Record Details

Jablonski, J. I. Xue-Ping Nina G.;Hao-Wen, Tong;Denise, F.;Ebbestad, Jan Ove R.;Teng-Song, Liu Cheng-Wu Y. U.
Tapirus yunnanensis from Shuitangba, a terminal Miocene hominoid site in Zhaotong, Yunnan Province of China
Vertebrata Palasiatica
2015
Journal Article
53
3
177-192
The fossil tapirid records of Late Miocene and Early Pliocene were quite poor in China as before known. The recent excavations of the terminal Miocene hominoid site (between 6 and 6.5 Ma) at Shuitangba site, Zhaotong in Yunnan Province resulted in the discovery of rich tapir fossils, which include left maxilla with P2-M2 and mandibles with complete lower dentitions. The new fossil materials can be referred to Tapirus yunnanensis, which represents a quite small species of the genus Tapirus. But T. yunnanensis is slightly larger than another Late Miocene species T. hezhengensis from Gansu, northwest China, both of which are remarkably smaller than the Plio-Pleistocene Tapirus species in China. The new fossils provided more information to define the species T. yunnanensis more precisely.
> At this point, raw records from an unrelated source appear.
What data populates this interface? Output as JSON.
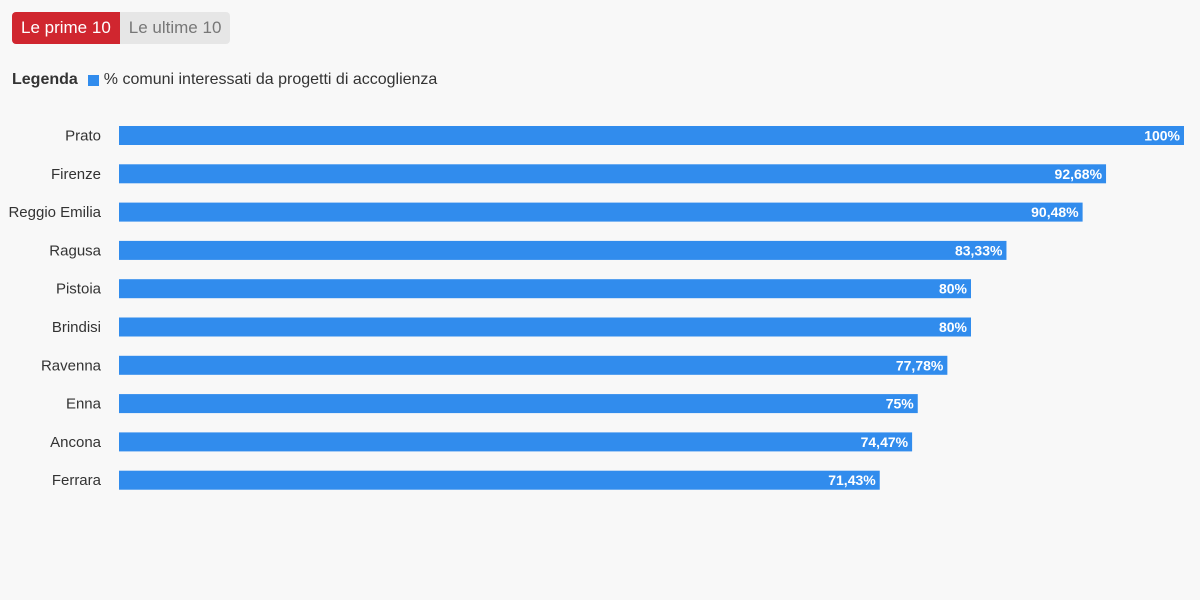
{
  "tabs": [
    {
      "label": "Le prime 10",
      "active": true
    },
    {
      "label": "Le ultime 10",
      "active": false
    }
  ],
  "legend": {
    "title": "Legenda",
    "label": "% comuni interessati da progetti di accoglienza"
  },
  "colors": {
    "bar": "#318CED",
    "tab_active": "#D0262F"
  },
  "chart_data": {
    "type": "bar",
    "orientation": "horizontal",
    "categories": [
      "Prato",
      "Firenze",
      "Reggio Emilia",
      "Ragusa",
      "Pistoia",
      "Brindisi",
      "Ravenna",
      "Enna",
      "Ancona",
      "Ferrara"
    ],
    "series": [
      {
        "name": "% comuni interessati da progetti di accoglienza",
        "values": [
          100,
          92.68,
          90.48,
          83.33,
          80,
          80,
          77.78,
          75,
          74.47,
          71.43
        ],
        "labels": [
          "100%",
          "92,68%",
          "90,48%",
          "83,33%",
          "80%",
          "80%",
          "77,78%",
          "75%",
          "74,47%",
          "71,43%"
        ]
      }
    ],
    "xlim": [
      0,
      100
    ],
    "grid": false
  }
}
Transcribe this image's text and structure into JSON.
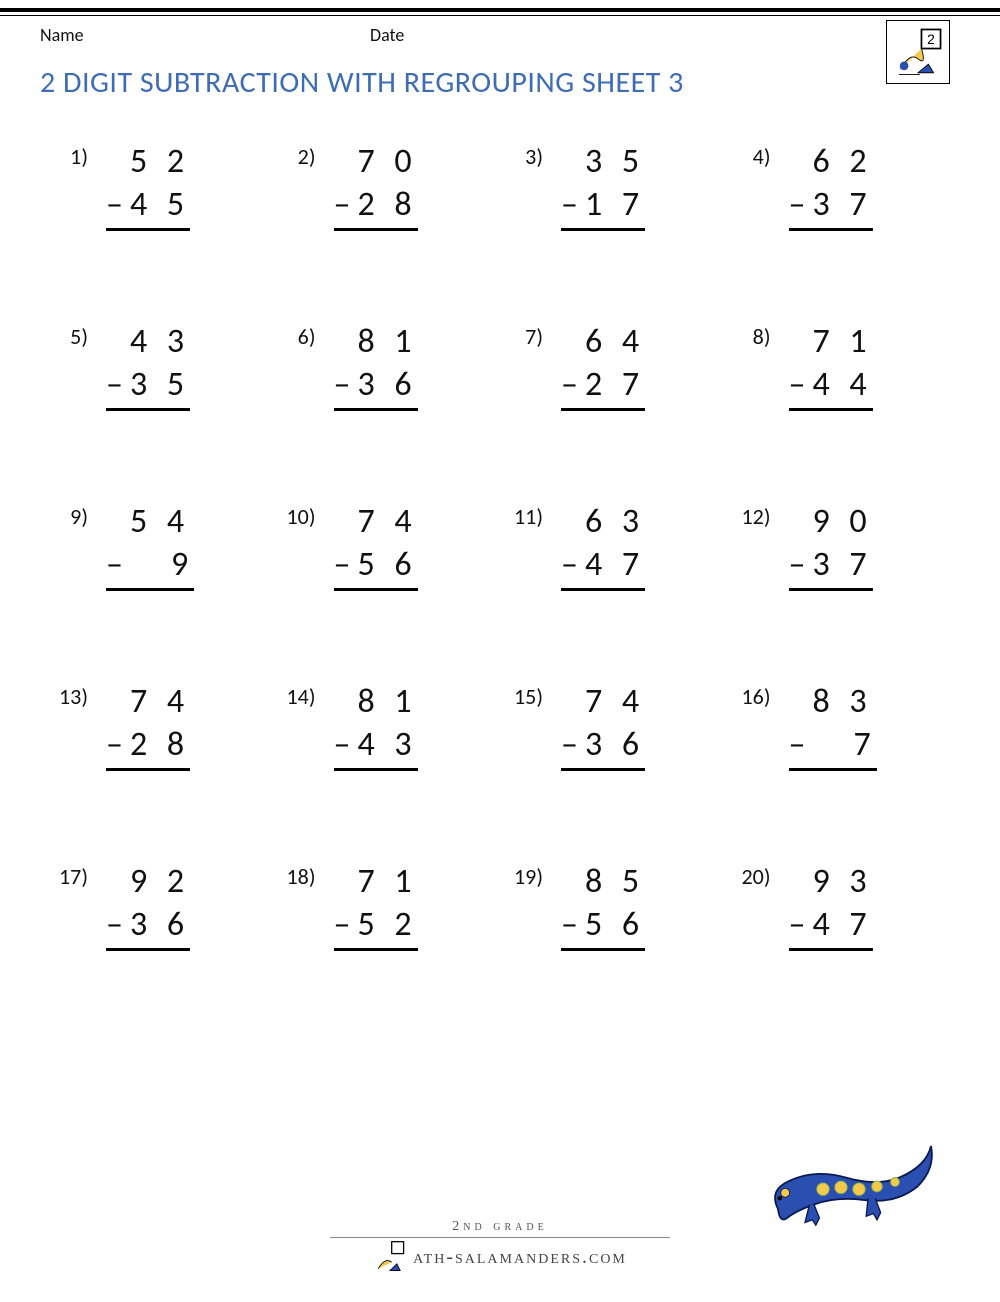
{
  "header": {
    "name_label": "Name",
    "date_label": "Date"
  },
  "title": "2 DIGIT SUBTRACTION WITH REGROUPING SHEET 3",
  "title_color": "#3e6db5",
  "operator": "–",
  "problems": [
    {
      "n": "1)",
      "top": "5 2",
      "bot": "4 5"
    },
    {
      "n": "2)",
      "top": "7 0",
      "bot": "2 8"
    },
    {
      "n": "3)",
      "top": "3 5",
      "bot": "1 7"
    },
    {
      "n": "4)",
      "top": "6 2",
      "bot": "3 7"
    },
    {
      "n": "5)",
      "top": "4 3",
      "bot": "3 5"
    },
    {
      "n": "6)",
      "top": "8 1",
      "bot": "3 6"
    },
    {
      "n": "7)",
      "top": "6 4",
      "bot": "2 7"
    },
    {
      "n": "8)",
      "top": "7 1",
      "bot": "4 4"
    },
    {
      "n": "9)",
      "top": "5 4",
      "bot": "   9"
    },
    {
      "n": "10)",
      "top": "7 4",
      "bot": "5 6"
    },
    {
      "n": "11)",
      "top": "6 3",
      "bot": "4 7"
    },
    {
      "n": "12)",
      "top": "9 0",
      "bot": "3 7"
    },
    {
      "n": "13)",
      "top": "7 4",
      "bot": "2 8"
    },
    {
      "n": "14)",
      "top": "8 1",
      "bot": "4 3"
    },
    {
      "n": "15)",
      "top": "7 4",
      "bot": "3 6"
    },
    {
      "n": "16)",
      "top": "8 3",
      "bot": "   7"
    },
    {
      "n": "17)",
      "top": "9 2",
      "bot": "3 6"
    },
    {
      "n": "18)",
      "top": "7 1",
      "bot": "5 2"
    },
    {
      "n": "19)",
      "top": "8 5",
      "bot": "5 6"
    },
    {
      "n": "20)",
      "top": "9 3",
      "bot": "4 7"
    }
  ],
  "footer": {
    "grade_text": "2nd grade",
    "brand_text": "ath-salamanders.com"
  },
  "colors": {
    "salamander_body": "#2a4fb0",
    "salamander_spots": "#f2c94c",
    "text": "#111111",
    "background": "#ffffff"
  }
}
Yunnan can be regarded as one of the centers of tapir evolution during the Mid-Late Miocene period, as quite a number of Mid-Late Miocene tapir fossils have been recovered in several localities of Yunnan, which include Xiaolongtan, Yuanmou, Lufeng, Zhaotong and others. Based on the measurements of tooth size, the late Cenozoic tapirs were generally getting larger gradually through time in China, which means the tooth sizes coincide well with their geological ages, the later the larger, and all the Mid-Late Miocene tapirs are exclusively small-sized; thus, the tooth size of fossil tapirs in China is likely to have some significance in age estimation. By contrary, both the dwarf and the normal-sized or larger-sized tapirs were discovered from Mid-Late Miocene strata in Europe and North America.